Bufando, a bruxa pegou a fruta da mão de Lyssa e a devorou em poucos segundos, deixando a fada boquiaberta. Alick riu.

— Achei que já estivesse acostumada à voracidade de uma bruxa esfomeada, fadinha. — A Ferro-Brasil comentou.

— Bem, não partilhei tantas refeições assim na Gruta. — Foi a única resposta.

Após algum tempo de descanso e tentativas falhas de levantar, Azar finalmente conseguiu ficar em pé, ainda que auxiliada por Alick. As três caminharam na direção da porta, Lyssa ainda sentindo as pernas moles e trêmulas.

Com esforço considerável, a Fura-Coração girou o trinco da porta e empurrou, abrindo o caminho para a escuridão adiante, uma escada que parecia descer infinitamente até o núcleo da Terra.

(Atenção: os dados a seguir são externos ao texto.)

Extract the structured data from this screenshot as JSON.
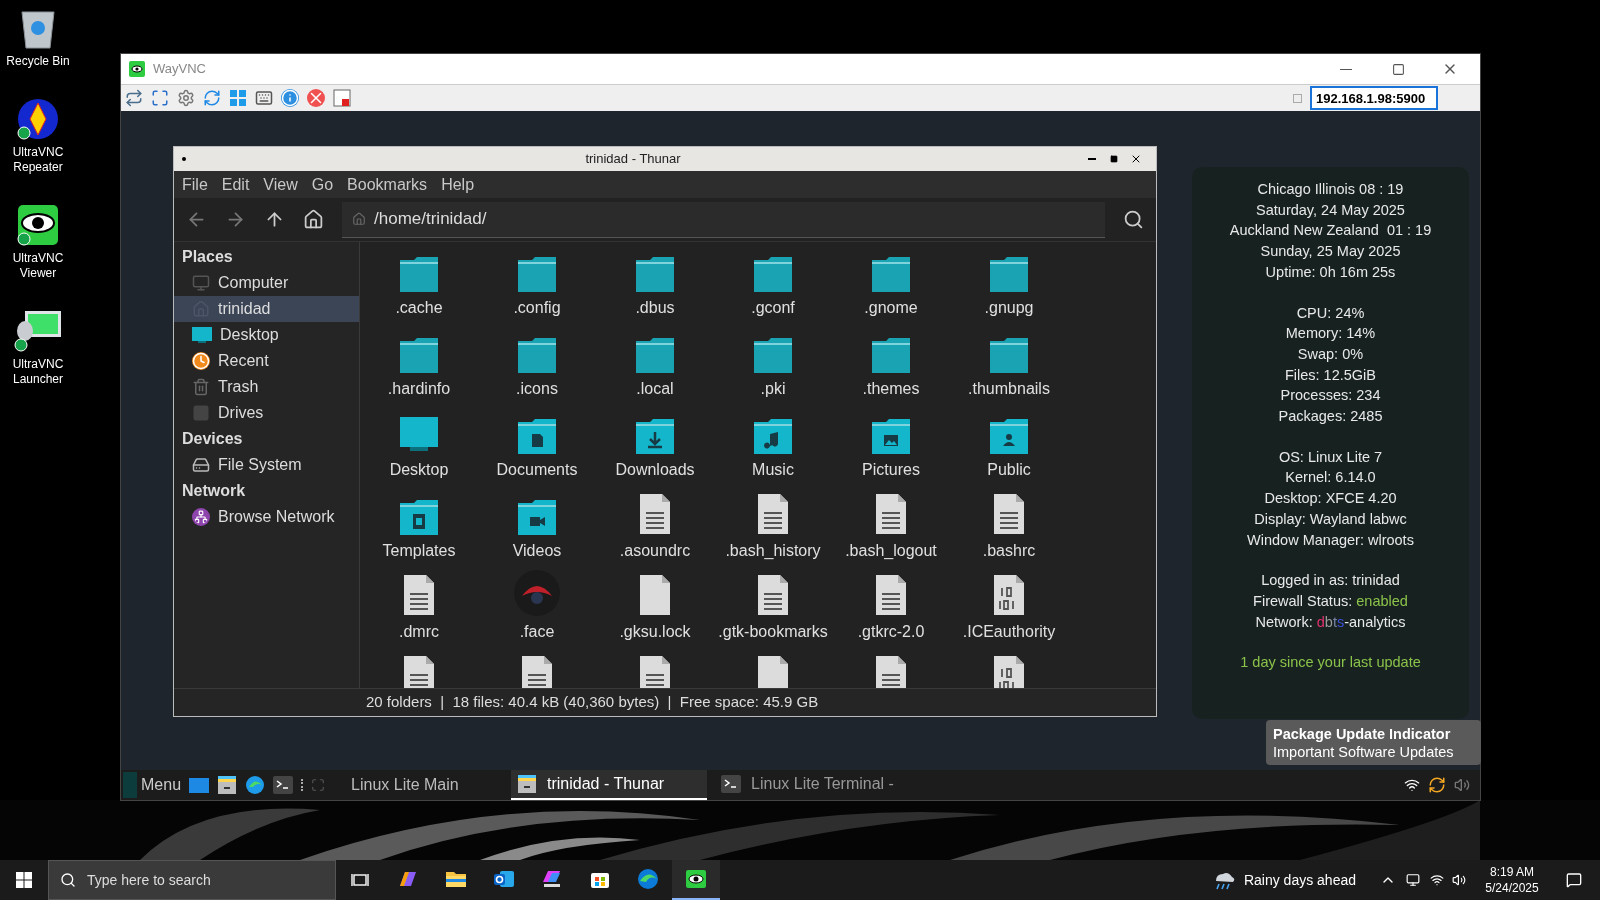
{
  "desktop_icons": [
    {
      "label": "Recycle Bin",
      "kind": "recycle"
    },
    {
      "label": "UltraVNC Repeater",
      "kind": "repeater"
    },
    {
      "label": "UltraVNC Viewer",
      "kind": "viewer"
    },
    {
      "label": "UltraVNC Launcher",
      "kind": "launcher"
    }
  ],
  "vnc_window": {
    "title": "WayVNC",
    "address": "192.168.1.98:5900",
    "address_check": false
  },
  "thunar": {
    "title": "trinidad - Thunar",
    "menu": [
      "File",
      "Edit",
      "View",
      "Go",
      "Bookmarks",
      "Help"
    ],
    "path": "/home/trinidad/",
    "sidebar": [
      {
        "heading": "Places",
        "items": [
          {
            "label": "Computer",
            "kind": "computer",
            "selected": false
          },
          {
            "label": "trinidad",
            "kind": "home",
            "selected": true
          },
          {
            "label": "Desktop",
            "kind": "desktop",
            "selected": false
          },
          {
            "label": "Recent",
            "kind": "recent",
            "selected": false
          },
          {
            "label": "Trash",
            "kind": "trash",
            "selected": false
          },
          {
            "label": "Drives",
            "kind": "drives",
            "selected": false
          }
        ]
      },
      {
        "heading": "Devices",
        "items": [
          {
            "label": "File System",
            "kind": "filesystem",
            "selected": false
          }
        ]
      },
      {
        "heading": "Network",
        "items": [
          {
            "label": "Browse Network",
            "kind": "network",
            "selected": false
          }
        ]
      }
    ],
    "files": [
      {
        "name": ".cache",
        "kind": "folder"
      },
      {
        "name": ".config",
        "kind": "folder"
      },
      {
        "name": ".dbus",
        "kind": "folder"
      },
      {
        "name": ".gconf",
        "kind": "folder"
      },
      {
        "name": ".gnome",
        "kind": "folder"
      },
      {
        "name": ".gnupg",
        "kind": "folder"
      },
      {
        "name": ".hardinfo",
        "kind": "folder"
      },
      {
        "name": ".icons",
        "kind": "folder"
      },
      {
        "name": ".local",
        "kind": "folder"
      },
      {
        "name": ".pki",
        "kind": "folder"
      },
      {
        "name": ".themes",
        "kind": "folder"
      },
      {
        "name": ".thumbnails",
        "kind": "folder"
      },
      {
        "name": "Desktop",
        "kind": "desktop"
      },
      {
        "name": "Documents",
        "kind": "documents"
      },
      {
        "name": "Downloads",
        "kind": "downloads"
      },
      {
        "name": "Music",
        "kind": "music"
      },
      {
        "name": "Pictures",
        "kind": "pictures"
      },
      {
        "name": "Public",
        "kind": "public"
      },
      {
        "name": "Templates",
        "kind": "templates"
      },
      {
        "name": "Videos",
        "kind": "videos"
      },
      {
        "name": ".asoundrc",
        "kind": "text"
      },
      {
        "name": ".bash_history",
        "kind": "text"
      },
      {
        "name": ".bash_logout",
        "kind": "text"
      },
      {
        "name": ".bashrc",
        "kind": "text"
      },
      {
        "name": ".dmrc",
        "kind": "text"
      },
      {
        "name": ".face"
      },
      {
        "name": ".gksu.lock",
        "kind": "blank"
      },
      {
        "name": ".gtk-bookmarks",
        "kind": "text"
      },
      {
        "name": ".gtkrc-2.0",
        "kind": "text"
      },
      {
        "name": ".ICEauthority",
        "kind": "binary"
      },
      {
        "kind": "text"
      },
      {
        "kind": "text"
      },
      {
        "kind": "text"
      },
      {
        "kind": "blank"
      },
      {
        "kind": "text"
      },
      {
        "kind": "binary"
      }
    ],
    "status": "20 folders  |  18 files: 40.4 kB (40,360 bytes)  |  Free space: 45.9 GB"
  },
  "conky": {
    "groups": [
      [
        [
          {
            "text": "Chicago Illinois 08 : 19",
            "color": "#e8e8e8"
          }
        ],
        [
          {
            "text": "Saturday, 24 May 2025",
            "color": "#e8e8e8"
          }
        ],
        [
          {
            "text": "Auckland New Zealand  01 : 19",
            "color": "#e8e8e8"
          }
        ],
        [
          {
            "text": "Sunday, 25 May 2025",
            "color": "#e8e8e8"
          }
        ],
        [
          {
            "text": "Uptime: 0h 16m 25s",
            "color": "#e8e8e8"
          }
        ]
      ],
      [
        [
          {
            "text": "CPU: 24%",
            "color": "#e8e8e8"
          }
        ],
        [
          {
            "text": "Memory: 14%",
            "color": "#e8e8e8"
          }
        ],
        [
          {
            "text": "Swap: 0%",
            "color": "#e8e8e8"
          }
        ],
        [
          {
            "text": "Files: 12.5GiB",
            "color": "#e8e8e8"
          }
        ],
        [
          {
            "text": "Processes: 234",
            "color": "#e8e8e8"
          }
        ],
        [
          {
            "text": "Packages: 2485",
            "color": "#e8e8e8"
          }
        ]
      ],
      [
        [
          {
            "text": "OS: Linux Lite 7",
            "color": "#e8e8e8"
          }
        ],
        [
          {
            "text": "Kernel: 6.14.0",
            "color": "#e8e8e8"
          }
        ],
        [
          {
            "text": "Desktop: XFCE 4.20",
            "color": "#e8e8e8"
          }
        ],
        [
          {
            "text": "Display: Wayland labwc",
            "color": "#e8e8e8"
          }
        ],
        [
          {
            "text": "Window Manager: wlroots",
            "color": "#e8e8e8"
          }
        ]
      ],
      [
        [
          {
            "text": "Logged in as: trinidad",
            "color": "#e8e8e8"
          }
        ],
        [
          {
            "text": "Firewall Status: ",
            "color": "#e8e8e8"
          },
          {
            "text": "enabled",
            "color": "#8bc34a"
          }
        ],
        [
          {
            "text": "Network: ",
            "color": "#e8e8e8"
          },
          {
            "text": "d",
            "color": "#e0306e"
          },
          {
            "text": "b",
            "color": "#9a9a9a"
          },
          {
            "text": "t",
            "color": "#7a86a8"
          },
          {
            "text": "s",
            "color": "#3c4fd8"
          },
          {
            "text": "-analytics",
            "color": "#e8e8e8"
          }
        ]
      ],
      [
        [
          {
            "text": "1 day since your last update",
            "color": "#8bc34a"
          }
        ]
      ]
    ]
  },
  "tooltip": {
    "title": "Package Update Indicator",
    "text": "Important Software Updates"
  },
  "linux_taskbar": {
    "menu": "Menu",
    "workspace": "Linux Lite Main",
    "tasks": [
      {
        "label": "trinidad - Thunar",
        "kind": "filemanager",
        "selected": true
      },
      {
        "label": "Linux Lite Terminal -",
        "kind": "terminal",
        "selected": false
      }
    ]
  },
  "windows_taskbar": {
    "search_placeholder": "Type here to search",
    "apps": [
      {
        "kind": "copilot",
        "selected": false
      },
      {
        "kind": "explorer",
        "selected": false
      },
      {
        "kind": "outlook",
        "selected": false
      },
      {
        "kind": "m365",
        "selected": false
      },
      {
        "kind": "store",
        "selected": false
      },
      {
        "kind": "edge",
        "selected": false
      },
      {
        "kind": "vnc",
        "selected": true
      }
    ],
    "weather": "Rainy days ahead",
    "time": "8:19 AM",
    "date": "5/24/2025"
  }
}
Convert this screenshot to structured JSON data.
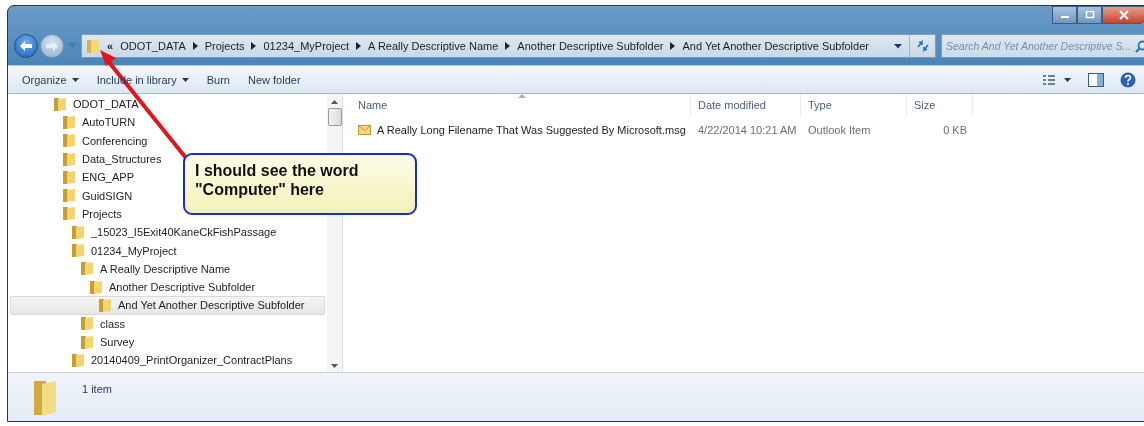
{
  "address_bar": {
    "overflow": "«",
    "crumbs": [
      "ODOT_DATA",
      "Projects",
      "01234_MyProject",
      "A Really Descriptive Name",
      "Another Descriptive Subfolder",
      "And Yet Another Descriptive Subfolder"
    ]
  },
  "search": {
    "placeholder": "Search And Yet Another Descriptive S..."
  },
  "toolbar": [
    {
      "label": "Organize",
      "dropdown": true
    },
    {
      "label": "Include in library",
      "dropdown": true
    },
    {
      "label": "Burn",
      "dropdown": false
    },
    {
      "label": "New folder",
      "dropdown": false
    }
  ],
  "tree": [
    {
      "label": "ODOT_DATA",
      "selected": false,
      "children": [
        {
          "label": "AutoTURN",
          "selected": false
        },
        {
          "label": "Conferencing",
          "selected": false
        },
        {
          "label": "Data_Structures",
          "selected": false
        },
        {
          "label": "ENG_APP",
          "selected": false
        },
        {
          "label": "GuidSIGN",
          "selected": false
        },
        {
          "label": "Projects",
          "selected": false,
          "children": [
            {
              "label": "_15023_I5Exit40KaneCkFishPassage",
              "selected": false
            },
            {
              "label": "01234_MyProject",
              "selected": false,
              "children": [
                {
                  "label": "A Really Descriptive Name",
                  "selected": false,
                  "children": [
                    {
                      "label": "Another Descriptive Subfolder",
                      "selected": false,
                      "children": [
                        {
                          "label": "And Yet Another Descriptive Subfolder",
                          "selected": true
                        }
                      ]
                    }
                  ]
                },
                {
                  "label": "class",
                  "selected": false
                },
                {
                  "label": "Survey",
                  "selected": false
                }
              ]
            },
            {
              "label": "20140409_PrintOrganizer_ContractPlans",
              "selected": false
            }
          ]
        }
      ]
    }
  ],
  "columns": [
    "Name",
    "Date modified",
    "Type",
    "Size"
  ],
  "files": [
    {
      "name": "A Really Long Filename That Was Suggested By Microsoft.msg",
      "date": "4/22/2014 10:21 AM",
      "type": "Outlook Item",
      "size": "0 KB"
    }
  ],
  "status_bar": {
    "count": "1 item"
  },
  "callout": {
    "text": "I should see the word \"Computer\" here"
  }
}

Alick assobiou, impressionada. Aquela escuridão parecia pulsar, forçando seu caminho contra a luz que penetrava pelo que um dia fora o telhado da fortaleza. Um passo além da porta, Lyssa sentiu o peso daquele feitiço desaparecer e a magia retornar ao mundo, seus sentidos repentinamente sobrecarregados pela onda de energia.

Ainda assim, havia algo mais ali. Não era a energia pesada e negativa da excomungação, mas sim algo mais frio que parecia lutar contra a magia. A mesma sensação que tivera sob a montanha, percebeu ela.

— Bem, o que estamos esperando? — Perguntou a Fura-Coração, dando alguns passos escuridão adentro. Respirando fundo, Lyssa ascendeu uma chama para iluminar o caminho.

Elas desceram vagarosamente por mais tempo que a fada se deu ao trabalho de contar. As paredes lisas de pedra eram sufocantes e o ambiente parecia cada vez mais frio à medida que se distanciavam mais e mais da superfície. Novamente, estavam sob a terra. Um calafrio percorreu o corpo de Lyssa, que cruzou os braços para amenizar a queda da temperatura.

— Isso é antigo. — Comentou Azar, passado tempo suficiente para que a pequena sentisse sua garganta seca. — Os cortes na pedra são mais rudimentares que na fortaleza acima.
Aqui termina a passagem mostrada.